Of 54 patients with Hurthle cell tumors whom we treated (38), 4 had grossly malignant lesions, 10 had questionable diagnoses (“intermediate” lesions) because of partial penetration of their capsule by tumor, and 40 (74%) had lesions that were thought to be benign. About half the patients had a history of low-dose external irradiation; many had separate papillary or follicular cancers in the same thyroid gland.

During a mean follow-up period of 8.4 years, three additional Hurthle cell tumors were recognized as malignant after metastases were discovered: Two were originally classified as intermediate lesions, and one was in the benign-appearing group. Thus, 7 of 54 (13%) of our patients who had a Hurthle cell tumor had Hurthle cell carcinoma. One of the 7 patients with Hurthle cell cancer died of widespread metastases after 35 years, and the other 6 are currently free of disease.

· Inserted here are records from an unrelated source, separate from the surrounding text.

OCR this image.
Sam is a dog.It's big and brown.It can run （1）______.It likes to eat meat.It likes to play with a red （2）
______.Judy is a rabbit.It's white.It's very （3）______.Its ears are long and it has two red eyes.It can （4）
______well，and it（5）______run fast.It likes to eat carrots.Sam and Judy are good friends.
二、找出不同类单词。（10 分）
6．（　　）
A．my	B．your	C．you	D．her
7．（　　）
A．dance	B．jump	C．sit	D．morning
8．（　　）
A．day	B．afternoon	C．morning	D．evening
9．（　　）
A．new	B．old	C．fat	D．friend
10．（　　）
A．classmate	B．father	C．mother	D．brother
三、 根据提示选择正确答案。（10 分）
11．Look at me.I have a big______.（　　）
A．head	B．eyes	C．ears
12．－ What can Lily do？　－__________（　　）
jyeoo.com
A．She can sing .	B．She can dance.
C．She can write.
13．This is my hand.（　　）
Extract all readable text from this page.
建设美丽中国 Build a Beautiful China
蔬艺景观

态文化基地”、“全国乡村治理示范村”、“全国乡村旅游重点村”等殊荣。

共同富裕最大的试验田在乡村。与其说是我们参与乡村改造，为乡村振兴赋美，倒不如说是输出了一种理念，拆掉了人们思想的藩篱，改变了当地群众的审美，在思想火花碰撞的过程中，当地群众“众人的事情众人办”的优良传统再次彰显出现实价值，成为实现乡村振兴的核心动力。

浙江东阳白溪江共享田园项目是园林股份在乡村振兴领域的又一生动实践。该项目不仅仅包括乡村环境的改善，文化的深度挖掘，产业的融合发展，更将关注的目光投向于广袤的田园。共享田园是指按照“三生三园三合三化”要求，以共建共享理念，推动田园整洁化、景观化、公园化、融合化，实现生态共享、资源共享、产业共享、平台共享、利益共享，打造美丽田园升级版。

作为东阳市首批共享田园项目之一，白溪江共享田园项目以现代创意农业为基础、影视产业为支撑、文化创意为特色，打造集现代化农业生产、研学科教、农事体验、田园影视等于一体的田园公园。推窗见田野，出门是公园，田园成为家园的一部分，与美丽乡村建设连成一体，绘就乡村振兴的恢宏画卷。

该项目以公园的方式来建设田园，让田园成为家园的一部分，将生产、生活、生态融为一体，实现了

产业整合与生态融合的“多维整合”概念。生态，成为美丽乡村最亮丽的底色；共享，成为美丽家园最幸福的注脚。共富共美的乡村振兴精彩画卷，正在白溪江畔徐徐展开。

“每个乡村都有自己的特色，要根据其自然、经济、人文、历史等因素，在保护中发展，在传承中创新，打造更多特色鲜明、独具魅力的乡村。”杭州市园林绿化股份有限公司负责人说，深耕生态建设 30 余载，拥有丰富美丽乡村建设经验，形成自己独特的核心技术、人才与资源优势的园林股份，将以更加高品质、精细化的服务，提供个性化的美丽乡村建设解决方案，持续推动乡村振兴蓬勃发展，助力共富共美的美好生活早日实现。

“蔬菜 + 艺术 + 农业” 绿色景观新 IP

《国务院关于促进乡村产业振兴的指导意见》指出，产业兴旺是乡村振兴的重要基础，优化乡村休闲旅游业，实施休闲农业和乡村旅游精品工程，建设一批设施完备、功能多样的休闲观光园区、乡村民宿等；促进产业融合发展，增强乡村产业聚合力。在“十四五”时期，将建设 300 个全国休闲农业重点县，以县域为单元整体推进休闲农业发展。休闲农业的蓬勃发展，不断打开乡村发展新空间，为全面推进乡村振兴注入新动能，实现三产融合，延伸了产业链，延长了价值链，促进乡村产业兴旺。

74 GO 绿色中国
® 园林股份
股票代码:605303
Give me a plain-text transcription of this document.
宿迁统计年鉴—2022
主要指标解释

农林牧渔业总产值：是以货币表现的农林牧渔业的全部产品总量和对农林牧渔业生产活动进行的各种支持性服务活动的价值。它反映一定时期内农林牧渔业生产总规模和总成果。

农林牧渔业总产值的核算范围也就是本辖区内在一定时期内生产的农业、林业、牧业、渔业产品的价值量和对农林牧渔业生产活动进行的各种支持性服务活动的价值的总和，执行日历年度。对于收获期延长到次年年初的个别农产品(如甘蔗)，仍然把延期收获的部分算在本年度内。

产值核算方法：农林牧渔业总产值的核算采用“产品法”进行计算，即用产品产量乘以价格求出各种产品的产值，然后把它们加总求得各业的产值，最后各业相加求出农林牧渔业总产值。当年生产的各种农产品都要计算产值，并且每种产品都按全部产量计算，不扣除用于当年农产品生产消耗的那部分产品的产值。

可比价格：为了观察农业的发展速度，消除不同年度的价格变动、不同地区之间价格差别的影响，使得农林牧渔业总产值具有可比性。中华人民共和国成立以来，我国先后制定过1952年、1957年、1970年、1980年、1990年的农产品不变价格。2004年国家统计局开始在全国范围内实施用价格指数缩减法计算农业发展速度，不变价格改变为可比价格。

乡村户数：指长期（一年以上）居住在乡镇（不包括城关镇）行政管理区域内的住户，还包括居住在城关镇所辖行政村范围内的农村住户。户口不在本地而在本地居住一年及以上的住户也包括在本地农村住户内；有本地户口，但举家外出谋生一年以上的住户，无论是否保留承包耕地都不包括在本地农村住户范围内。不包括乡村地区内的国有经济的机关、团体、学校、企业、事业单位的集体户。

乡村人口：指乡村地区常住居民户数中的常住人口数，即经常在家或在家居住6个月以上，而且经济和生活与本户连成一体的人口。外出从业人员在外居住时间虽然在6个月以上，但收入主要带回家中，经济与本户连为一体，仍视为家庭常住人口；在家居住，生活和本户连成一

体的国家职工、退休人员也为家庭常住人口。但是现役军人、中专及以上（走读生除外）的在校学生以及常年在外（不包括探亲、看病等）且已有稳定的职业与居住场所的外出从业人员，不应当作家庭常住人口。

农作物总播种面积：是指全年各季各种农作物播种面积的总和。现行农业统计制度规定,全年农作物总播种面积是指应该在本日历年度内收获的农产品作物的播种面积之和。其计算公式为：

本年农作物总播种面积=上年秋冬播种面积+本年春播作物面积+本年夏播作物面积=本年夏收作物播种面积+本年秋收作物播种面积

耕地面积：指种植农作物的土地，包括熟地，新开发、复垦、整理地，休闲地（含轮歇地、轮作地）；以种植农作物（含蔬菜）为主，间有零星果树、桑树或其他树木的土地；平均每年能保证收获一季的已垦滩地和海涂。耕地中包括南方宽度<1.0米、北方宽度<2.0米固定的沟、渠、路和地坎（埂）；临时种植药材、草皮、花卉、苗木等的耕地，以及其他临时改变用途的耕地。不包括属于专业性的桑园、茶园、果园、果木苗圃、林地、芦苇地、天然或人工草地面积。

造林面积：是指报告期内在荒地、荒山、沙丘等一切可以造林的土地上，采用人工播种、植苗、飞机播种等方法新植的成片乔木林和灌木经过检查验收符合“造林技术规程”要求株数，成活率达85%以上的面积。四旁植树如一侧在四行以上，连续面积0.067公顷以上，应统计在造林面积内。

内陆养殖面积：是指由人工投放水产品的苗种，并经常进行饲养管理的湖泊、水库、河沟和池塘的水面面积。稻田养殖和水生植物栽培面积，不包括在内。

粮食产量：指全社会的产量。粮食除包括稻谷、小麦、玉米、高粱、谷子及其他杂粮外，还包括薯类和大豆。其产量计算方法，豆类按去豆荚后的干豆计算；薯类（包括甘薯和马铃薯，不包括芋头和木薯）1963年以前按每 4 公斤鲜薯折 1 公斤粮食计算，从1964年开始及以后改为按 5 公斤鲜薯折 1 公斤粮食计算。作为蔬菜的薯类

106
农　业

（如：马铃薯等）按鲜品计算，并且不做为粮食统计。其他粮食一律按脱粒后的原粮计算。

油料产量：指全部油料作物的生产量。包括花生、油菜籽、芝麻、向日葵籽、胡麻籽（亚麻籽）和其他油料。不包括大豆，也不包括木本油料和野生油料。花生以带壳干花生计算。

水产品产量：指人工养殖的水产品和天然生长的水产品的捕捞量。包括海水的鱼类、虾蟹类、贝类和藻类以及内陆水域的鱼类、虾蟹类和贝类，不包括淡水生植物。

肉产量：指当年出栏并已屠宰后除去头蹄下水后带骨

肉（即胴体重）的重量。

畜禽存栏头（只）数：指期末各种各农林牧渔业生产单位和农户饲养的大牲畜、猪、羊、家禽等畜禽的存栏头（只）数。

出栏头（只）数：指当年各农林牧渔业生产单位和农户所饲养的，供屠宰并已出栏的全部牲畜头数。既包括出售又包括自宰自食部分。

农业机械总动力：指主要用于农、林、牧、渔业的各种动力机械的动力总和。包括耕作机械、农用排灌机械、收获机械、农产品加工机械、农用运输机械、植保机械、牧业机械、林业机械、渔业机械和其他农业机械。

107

We believe that treatment of these lesions should be individualized (38,39). Total thyroid ablation is appropriate for frankly malignant Hurthle cell cancers, for all Hurthle cell tumors in patients who received low-dose childhood irradiation, for patients with associated papillary or follicular carcinomas, for all large tumors, and for patients whose tumors exhibit partial capsular invasion. On the other hand, single, well-encapsulated, benign-appearing Hurthle cell tumors that are small may be treated by lobectomy and careful follow-up because the chance that they will later exhibit malignant behavior is low (2.5% in our series and 1.5% among patients described in the literature) (38). Nuclear DNA analysis may aid the surgeon in recognizing tumors that are potentially aggressive because such tumors usually demonstrate aneuploidy (40). Furthermore, increased genetic abnormalities have been shown in Hurthle cell carcinomas when compared with Hurthle cell adenomas (41).

In a review of follicular cancers at The University of Chicago (39), the overall mortality was 16%, twice that of papillary carcinomas. However, in non-Hurthle cell follicular cancers the mortality was 12%, whereas in Hurthle cell cancers it was 24%, thus demonstrating the difficulty in treating metastatic disease which cannot be resected in the Hurthle cancer.